A contratação por tempo determinado (conhecida como Designação Temporária- DT), para atender a necessidade temporária de excepcional interesse público é um instituto previsto na Constituição Federal. Seu objetivo é suprir, de maneira pontual e transitória, lacunas no serviço público que não comportam a realização imediata de concurso público. No entanto, o uso recorrente e sucessivo desse tipo de vínculo tem gerado distorções e violado direitos trabalhistas fundamentais — entre eles, o direito ao Fundo de Garantia do Tempo de Serviço (FGTS).

A legislação e a jurisprudência exigem que a contratação temporária esteja vinculada a uma situação excepcional, devidamente justificada, e que tenha prazo determinado.

Entretanto, a renovação constante desses contratos, sem a realização de concurso público e sem justificativas legais válidas, descaracteriza a excepcionalidade da contratação, dando origem a um vínculo de natureza permanente.

Esse entendimento já foi consolidado pelo Supremo Tribunal Federal (STF), que reconhece que, quando a Administração Pública utiliza a contratação temporária de forma reiterada, com sucessivas renovações, há a configuração de desvio de finalidade e burla à exigência constitucional do concurso público.

Diante da descaracterização do vínculo temporário, o contrato pode ser considerado nulo.
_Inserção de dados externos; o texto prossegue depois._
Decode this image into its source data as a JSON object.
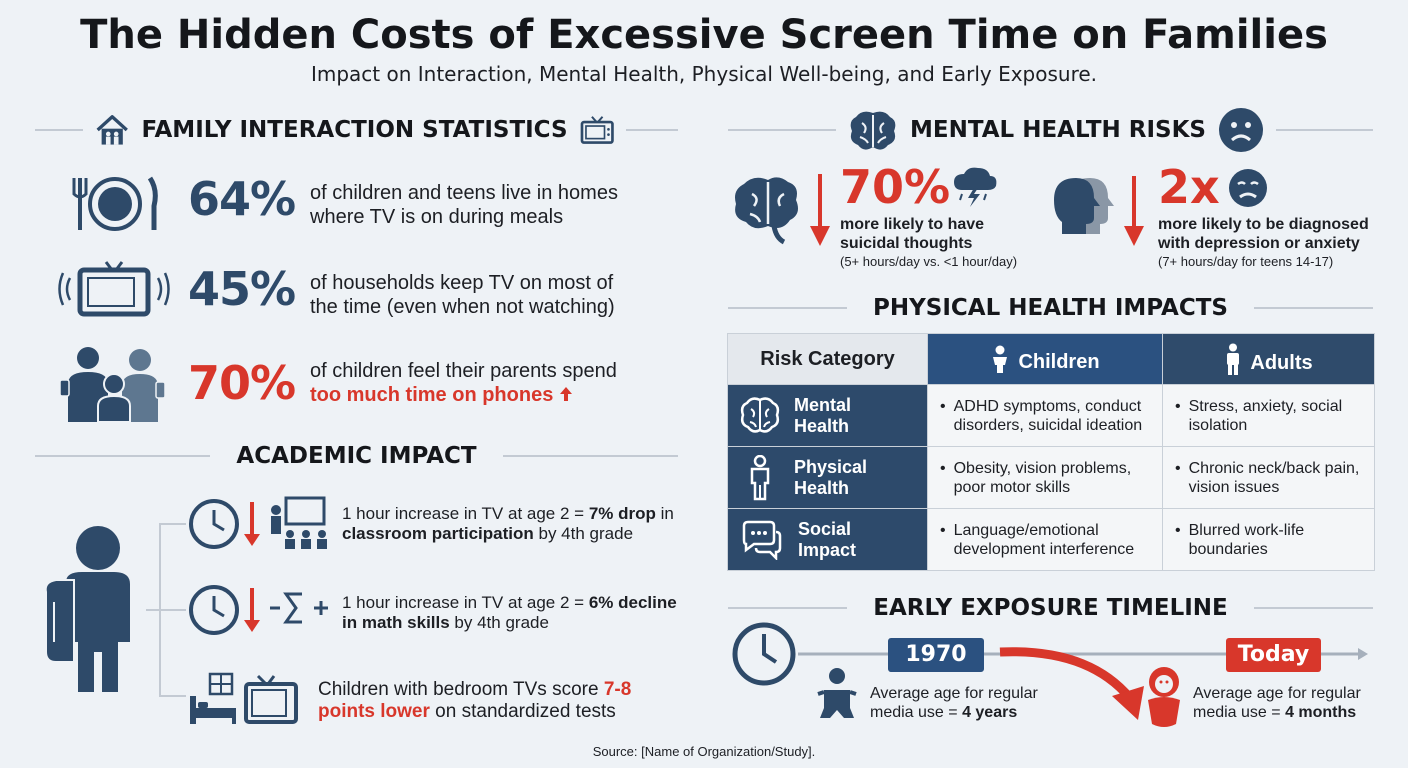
{
  "header": {
    "title": "The Hidden Costs of Excessive Screen Time on Families",
    "subtitle": "Impact on Interaction, Mental Health, Physical Well-being, and Early Exposure."
  },
  "family": {
    "heading": "FAMILY INTERACTION STATISTICS",
    "stats": [
      {
        "value": "64%",
        "line1": "of children and teens live in homes",
        "line2": "where TV is on during meals",
        "highlight": ""
      },
      {
        "value": "45%",
        "line1": "of households keep TV on most of",
        "line2": "the time (even when not watching)",
        "highlight": ""
      },
      {
        "value": "70%",
        "line1": "of children feel their parents spend",
        "line2": "",
        "highlight": "too much time on phones"
      }
    ]
  },
  "academic": {
    "heading": "ACADEMIC IMPACT",
    "items": [
      {
        "pre": "1 hour increase in TV at age 2 = ",
        "bold1": "7% drop",
        "mid": " in",
        "bold2": "classroom participation",
        "post": " by 4th grade"
      },
      {
        "pre": "1 hour increase in TV at age 2 = ",
        "bold1": "6% decline",
        "mid": "",
        "bold2": "in math skills",
        "post": " by 4th grade"
      },
      {
        "pre": "Children with bedroom TVs score ",
        "hl1": "7-8",
        "hl2": "points lower",
        "post": " on standardized tests"
      }
    ]
  },
  "mental": {
    "heading": "MENTAL HEALTH RISKS",
    "items": [
      {
        "value": "70%",
        "desc1": "more likely to have",
        "desc2": "suicidal thoughts",
        "note": "(5+ hours/day vs. <1 hour/day)"
      },
      {
        "value": "2x",
        "desc1": "more likely to be diagnosed",
        "desc2": "with depression or anxiety",
        "note": "(7+ hours/day for teens 14-17)"
      }
    ]
  },
  "physical": {
    "heading": "PHYSICAL HEALTH IMPACTS",
    "columns": [
      "Risk Category",
      "Children",
      "Adults"
    ],
    "rows": [
      {
        "cat1": "Mental",
        "cat2": "Health",
        "children": "ADHD symptoms, conduct disorders, suicidal ideation",
        "adults": "Stress, anxiety, social isolation"
      },
      {
        "cat1": "Physical",
        "cat2": "Health",
        "children": "Obesity, vision problems, poor motor skills",
        "adults": "Chronic neck/back pain, vision issues"
      },
      {
        "cat1": "Social",
        "cat2": "Impact",
        "children": "Language/emotional development interference",
        "adults": "Blurred work-life boundaries"
      }
    ]
  },
  "timeline": {
    "heading": "EARLY EXPOSURE TIMELINE",
    "points": [
      {
        "label": "1970",
        "text1": "Average age for regular",
        "text2pre": "media use = ",
        "text2bold": "4 years",
        "color": "#2b5180"
      },
      {
        "label": "Today",
        "text1": "Average age for regular",
        "text2pre": "media use = ",
        "text2bold": "4 months",
        "color": "#d8372b"
      }
    ]
  },
  "footer": {
    "source": "Source: [Name of Organization/Study]."
  },
  "colors": {
    "navy": "#2e4a69",
    "red": "#d8372b",
    "background": "#eef2f6"
  }
}
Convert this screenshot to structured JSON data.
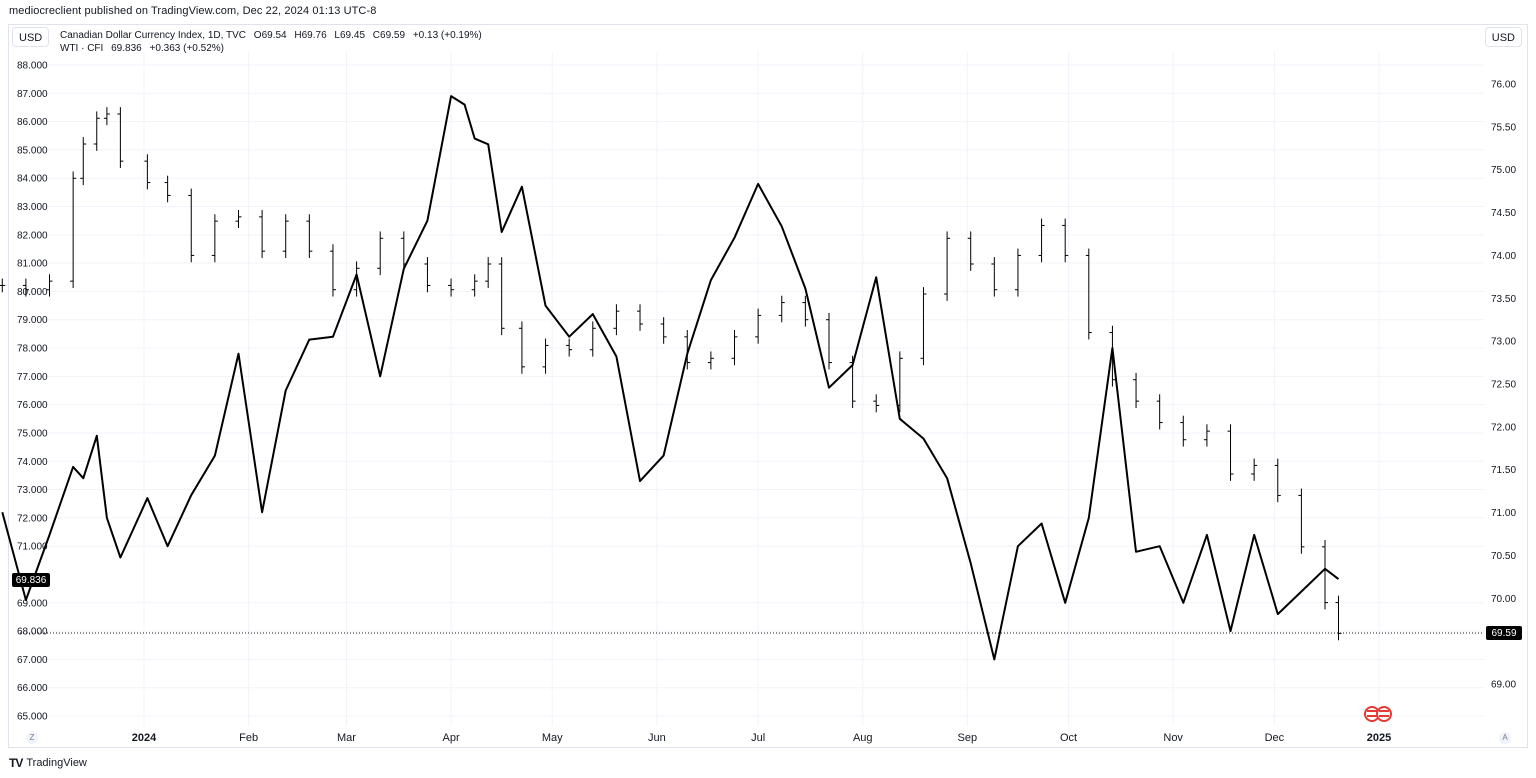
{
  "header": {
    "published": "mediocreclient published on TradingView.com, Dec 22, 2024 01:13 UTC-8"
  },
  "currency_left": "USD",
  "currency_right": "USD",
  "legend": {
    "line1": {
      "name": "Canadian Dollar Currency Index, 1D, TVC",
      "open": "O69.54",
      "high": "H69.76",
      "low": "L69.45",
      "close": "C69.59",
      "change": "+0.13 (+0.19%)"
    },
    "line2": {
      "name": "WTI · CFI",
      "last": "69.836",
      "change": "+0.363 (+0.52%)"
    }
  },
  "badges": {
    "left_value": "69.836",
    "right_value": "69.59"
  },
  "axis_buttons": {
    "left": "Z",
    "right": "A"
  },
  "footer": {
    "brand": "TradingView",
    "logo": "TV"
  },
  "colors": {
    "series": "#000000",
    "grid": "#f0f3fa",
    "badge_bg": "#000000",
    "badge_fg": "#ffffff",
    "flag_red": "#e53935"
  },
  "chart_data": {
    "type": "line",
    "title": "Canadian Dollar Currency Index, 1D, TVC",
    "x_labels": [
      "2024",
      "Feb",
      "Mar",
      "Apr",
      "May",
      "Jun",
      "Jul",
      "Aug",
      "Sep",
      "Oct",
      "Nov",
      "Dec",
      "2025"
    ],
    "left_axis": {
      "ticks": [
        "88.000",
        "87.000",
        "86.000",
        "85.000",
        "84.000",
        "83.000",
        "82.000",
        "81.000",
        "80.000",
        "79.000",
        "78.000",
        "77.000",
        "76.000",
        "75.000",
        "74.000",
        "73.000",
        "72.000",
        "71.000",
        "69.000",
        "68.000",
        "67.000",
        "66.000",
        "65.000"
      ],
      "range": [
        65,
        88
      ]
    },
    "right_axis": {
      "ticks": [
        "76.00",
        "75.50",
        "75.00",
        "74.50",
        "74.00",
        "73.50",
        "73.00",
        "72.50",
        "72.00",
        "71.50",
        "71.00",
        "70.50",
        "70.00",
        "69.00"
      ],
      "range": [
        68.6,
        76.3
      ]
    },
    "series": [
      {
        "name": "Canadian Dollar Currency Index",
        "axis": "right",
        "style": "ohlc-bars",
        "x": [
          "2023-11-20",
          "2023-11-27",
          "2023-12-04",
          "2023-12-11",
          "2023-12-14",
          "2023-12-18",
          "2023-12-21",
          "2023-12-25",
          "2024-01-02",
          "2024-01-08",
          "2024-01-15",
          "2024-01-22",
          "2024-01-29",
          "2024-02-05",
          "2024-02-12",
          "2024-02-19",
          "2024-02-26",
          "2024-03-04",
          "2024-03-11",
          "2024-03-18",
          "2024-03-25",
          "2024-04-01",
          "2024-04-08",
          "2024-04-12",
          "2024-04-16",
          "2024-04-22",
          "2024-04-29",
          "2024-05-06",
          "2024-05-13",
          "2024-05-20",
          "2024-05-27",
          "2024-06-03",
          "2024-06-10",
          "2024-06-17",
          "2024-06-24",
          "2024-07-01",
          "2024-07-08",
          "2024-07-15",
          "2024-07-22",
          "2024-07-29",
          "2024-08-05",
          "2024-08-12",
          "2024-08-19",
          "2024-08-26",
          "2024-09-02",
          "2024-09-09",
          "2024-09-16",
          "2024-09-23",
          "2024-09-30",
          "2024-10-07",
          "2024-10-14",
          "2024-10-21",
          "2024-10-28",
          "2024-11-04",
          "2024-11-11",
          "2024-11-18",
          "2024-11-25",
          "2024-12-02",
          "2024-12-09",
          "2024-12-16",
          "2024-12-20"
        ],
        "y": [
          73.65,
          73.6,
          73.7,
          74.9,
          75.3,
          75.6,
          75.65,
          75.1,
          74.85,
          74.7,
          74.0,
          74.4,
          74.45,
          74.05,
          74.4,
          74.05,
          73.6,
          73.85,
          74.2,
          73.9,
          73.65,
          73.6,
          73.7,
          73.9,
          73.15,
          72.7,
          72.95,
          72.9,
          73.15,
          73.35,
          73.2,
          73.05,
          72.75,
          72.8,
          73.05,
          73.3,
          73.45,
          73.25,
          72.75,
          72.3,
          72.25,
          72.8,
          73.55,
          74.2,
          73.9,
          73.6,
          74.0,
          74.35,
          74.0,
          73.1,
          72.55,
          72.3,
          72.05,
          71.85,
          71.95,
          71.45,
          71.55,
          71.2,
          70.6,
          69.95,
          69.59
        ]
      },
      {
        "name": "WTI · CFI",
        "axis": "left",
        "style": "line",
        "x": [
          "2023-11-20",
          "2023-11-27",
          "2023-12-04",
          "2023-12-11",
          "2023-12-14",
          "2023-12-18",
          "2023-12-21",
          "2023-12-25",
          "2024-01-02",
          "2024-01-08",
          "2024-01-15",
          "2024-01-22",
          "2024-01-29",
          "2024-02-05",
          "2024-02-12",
          "2024-02-19",
          "2024-02-26",
          "2024-03-04",
          "2024-03-11",
          "2024-03-18",
          "2024-03-25",
          "2024-04-01",
          "2024-04-05",
          "2024-04-08",
          "2024-04-12",
          "2024-04-16",
          "2024-04-22",
          "2024-04-29",
          "2024-05-06",
          "2024-05-13",
          "2024-05-20",
          "2024-05-27",
          "2024-06-03",
          "2024-06-10",
          "2024-06-17",
          "2024-06-24",
          "2024-07-01",
          "2024-07-08",
          "2024-07-15",
          "2024-07-22",
          "2024-07-29",
          "2024-08-05",
          "2024-08-12",
          "2024-08-19",
          "2024-08-26",
          "2024-09-02",
          "2024-09-09",
          "2024-09-16",
          "2024-09-23",
          "2024-09-30",
          "2024-10-07",
          "2024-10-14",
          "2024-10-21",
          "2024-10-28",
          "2024-11-04",
          "2024-11-11",
          "2024-11-18",
          "2024-11-25",
          "2024-12-02",
          "2024-12-09",
          "2024-12-16",
          "2024-12-20"
        ],
        "y": [
          72.2,
          69.1,
          71.4,
          73.8,
          73.4,
          74.9,
          72.0,
          70.6,
          72.7,
          71.0,
          72.8,
          74.2,
          77.8,
          72.2,
          76.5,
          78.3,
          78.4,
          80.6,
          77.0,
          80.8,
          82.5,
          86.9,
          86.6,
          85.4,
          85.2,
          82.1,
          83.7,
          79.5,
          78.4,
          79.2,
          77.7,
          73.3,
          74.2,
          77.8,
          80.4,
          81.9,
          83.8,
          82.3,
          80.1,
          76.6,
          77.4,
          80.5,
          75.5,
          74.8,
          73.4,
          70.4,
          67.0,
          71.0,
          71.8,
          69.0,
          72.0,
          78.0,
          70.8,
          71.0,
          69.0,
          71.4,
          68.0,
          71.4,
          68.6,
          69.4,
          70.2,
          69.836
        ]
      }
    ]
  }
}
Mesmo assim, conforme entendimento firmado pelo STF, ainda que nulo, o servidor temporário tem direito ao recebimento do FGTS relativo ao período efetivamente trabalhado.

Esse posicionamento já está sumulado, o que assegura o pagamento do FGTS nos casos de contratação irregular pela Administração Pública, ainda que o vínculo não gere estabilidade ou outros direitos típicos dos servidores efetivos.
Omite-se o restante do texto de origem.